00:00:25.000 --> 00:00:35.000
Example entry 2: Another entry.
This one has multiple lines.

00:01:03.000 --> 00:01:06.500 position:90% align:right size:35%
Example entry 3: That stuff to the right of the timestamps are cue settings.

00:03:10.000 --> 00:03:20.000
Example entry 4: Entries can even include timestamps.
For example:<00:03:15.000>This becomes visible five seconds
after the first part.

CodecPrivate

The resulting CodecPrivate element will look like this:

WEBVTT with text after the signature

STYLE
::cue {
  background-image: linear-gradient(to bottom, dimgray, lightgray);
  color: papayawhip;
}
/* Style blocks cannot use blank lines nor "dash dash greater than" */

NOTE comment blocks can be used between style blocks.

STYLE
::cue(b) {
  color: peachpuff;
}

REGION
id:bill
width:40%
lines:3
regionanchor:0%,100%
viewportanchor:10%,90%
scroll:up

NOTE
Notes always span a whole block and can cover multiple
lines. Like this one.
An empty line ends the block.

Storage of Cue 1

Example Cue 1: timestamp 00:00:00.000, duration 00:00:10.000, Block's content:

Example entry 1: Hello <b>world</b>.

BlockAddition's content starts with one empty line as there's no Cue Settings List:


hello

Storage of Cue 2

Example Cue 2: timestamp 00:00:25.000, duration 00:00:10.000, Block's content:

Example entry 2: Another entry.
This one has multiple lines.

BlockAddition's content starts with two empty lines as there's neither a Cue Settings List nor a Cue Identifier:



NOTE style blocks cannot appear after the first cue.

Storage of Cue 3

Example Cue 3: timestamp 00:01:03.000, duration 00:00:03.500, Block's content:

Example entry 3: That stuff to the right of the timestamps are cue settings.

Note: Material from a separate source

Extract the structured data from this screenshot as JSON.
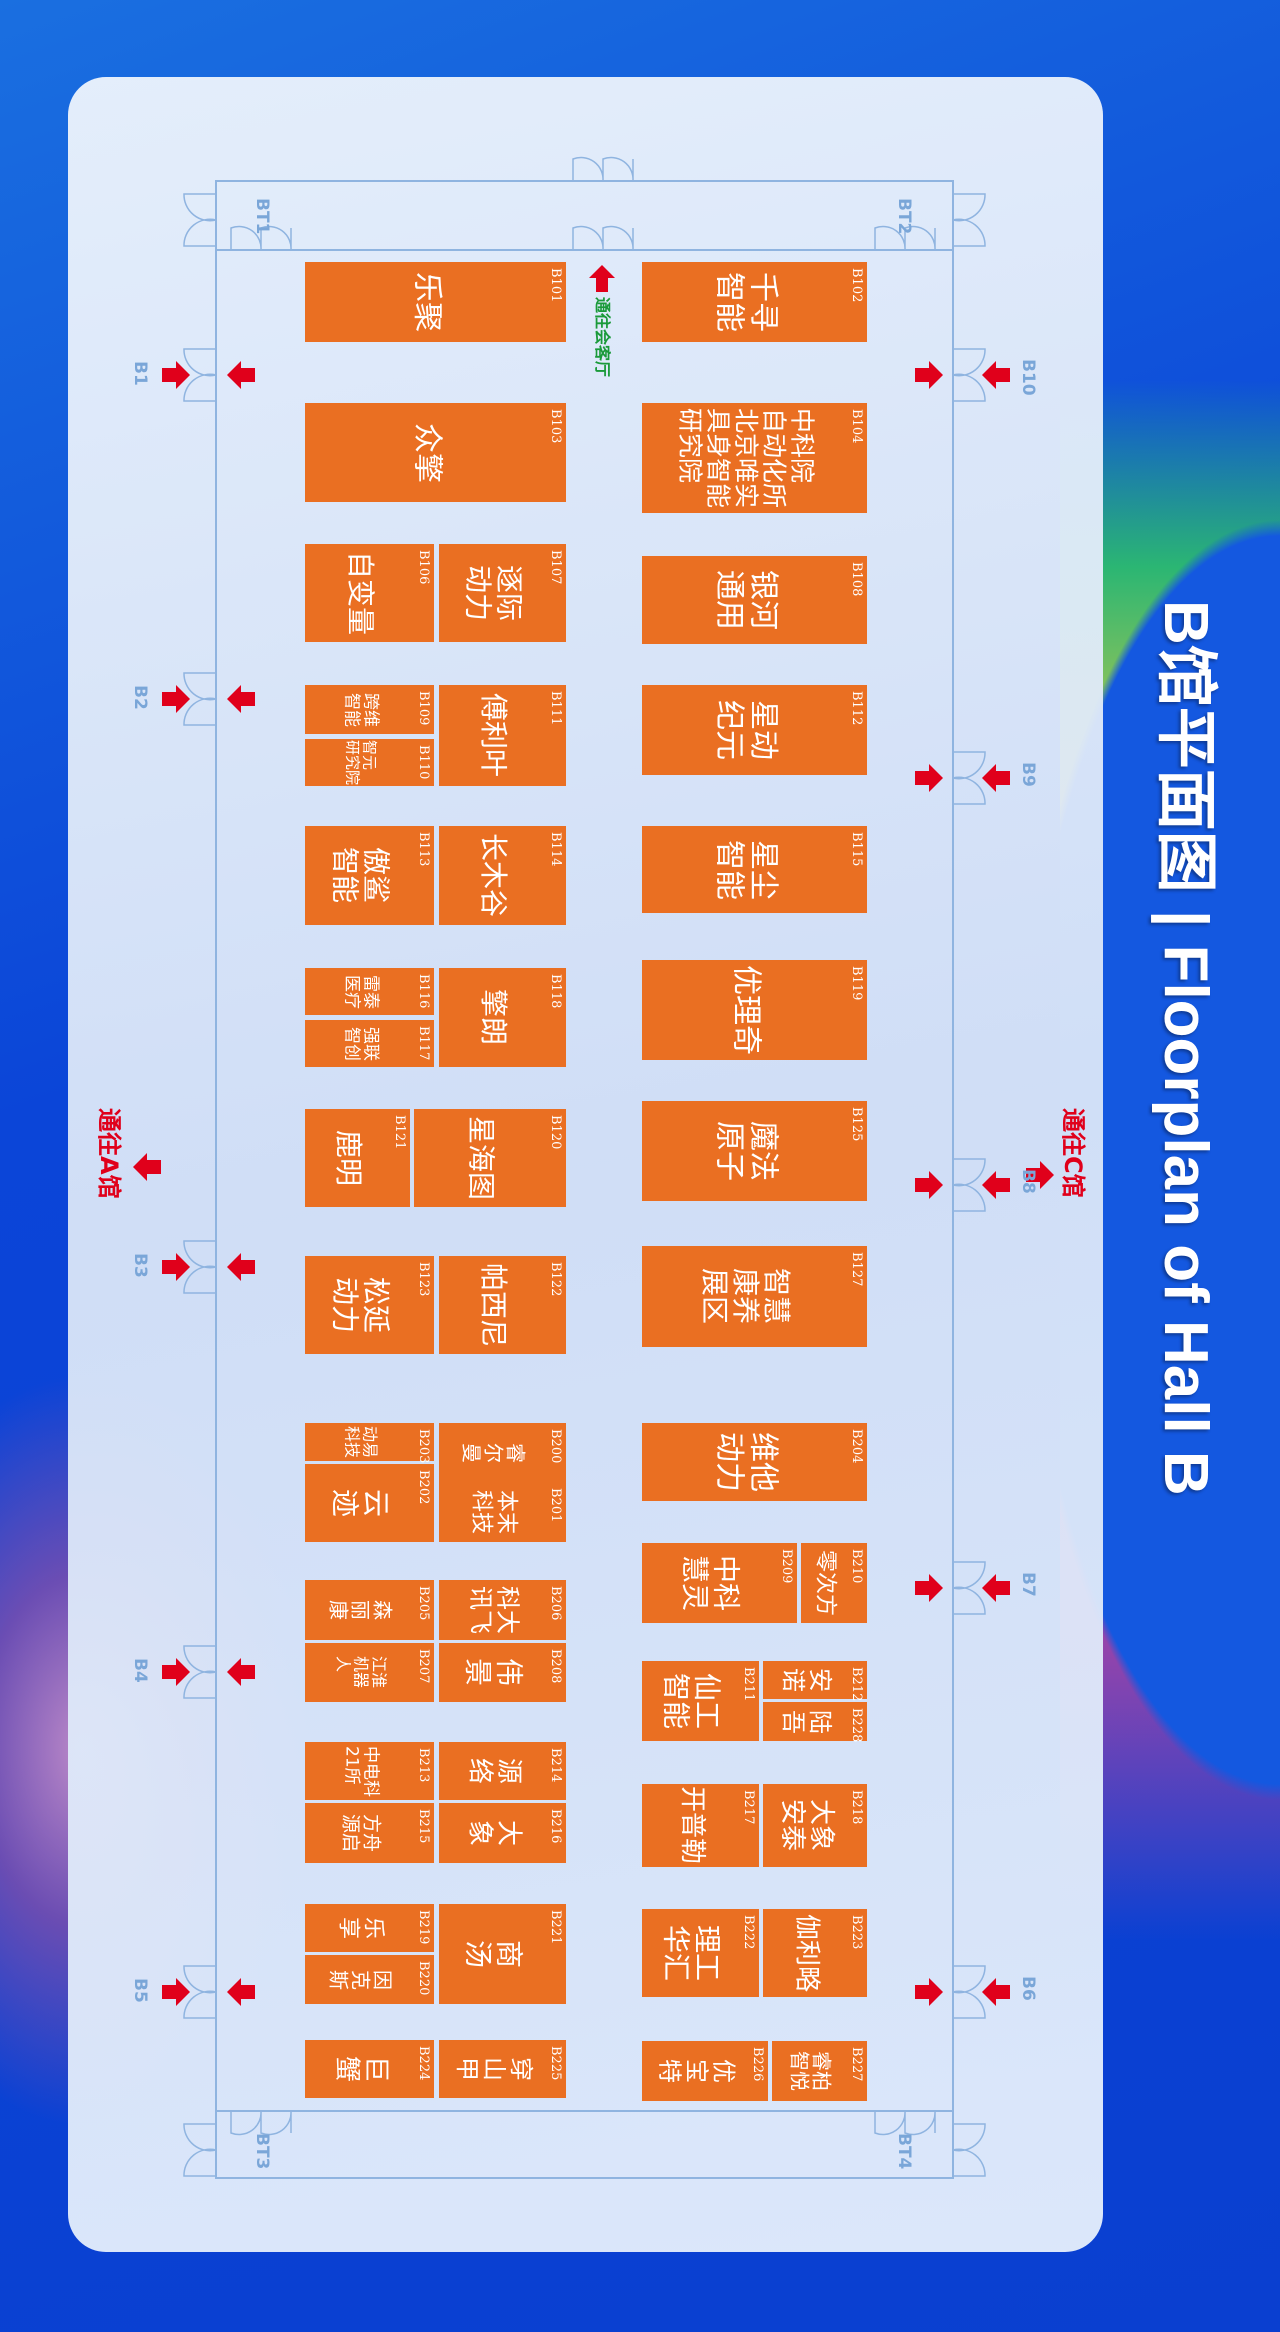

BlockAddition's content ends with an empty line as there's no Cue Identifier and there were no WebVTT Comment blocks:

position:90% align:right size:35%

Storage of Cue 4

Example Cue 4: timestamp 00:03:10.000, duration 00:00:10.000, Block's content:

Example entry 4: Entries can even include timestamps. For example:<00:00:05.000>This becomes visible five seconds after the first part.

This Block does not need a BlockAddition as the Cue did not contain an Identifier, nor a Settings List, and it wasn't preceded by Comment blocks.

Storage of WebVTT in Matroska vs. WebM

Note: the storage of WebVTT in Matroska is not the same as the design document for storage of WebVTT in WebM. There are several reasons for this including but not limited to: the WebM document is old (from February 2012) and was based on an earlier draft of WebVTT and ignores several parts that were added to WebVTT later; WebM does still not support subtitles at all; the proposal suggests splitting the information across multiple tracks making demuxer's and remuxer's life very difficult.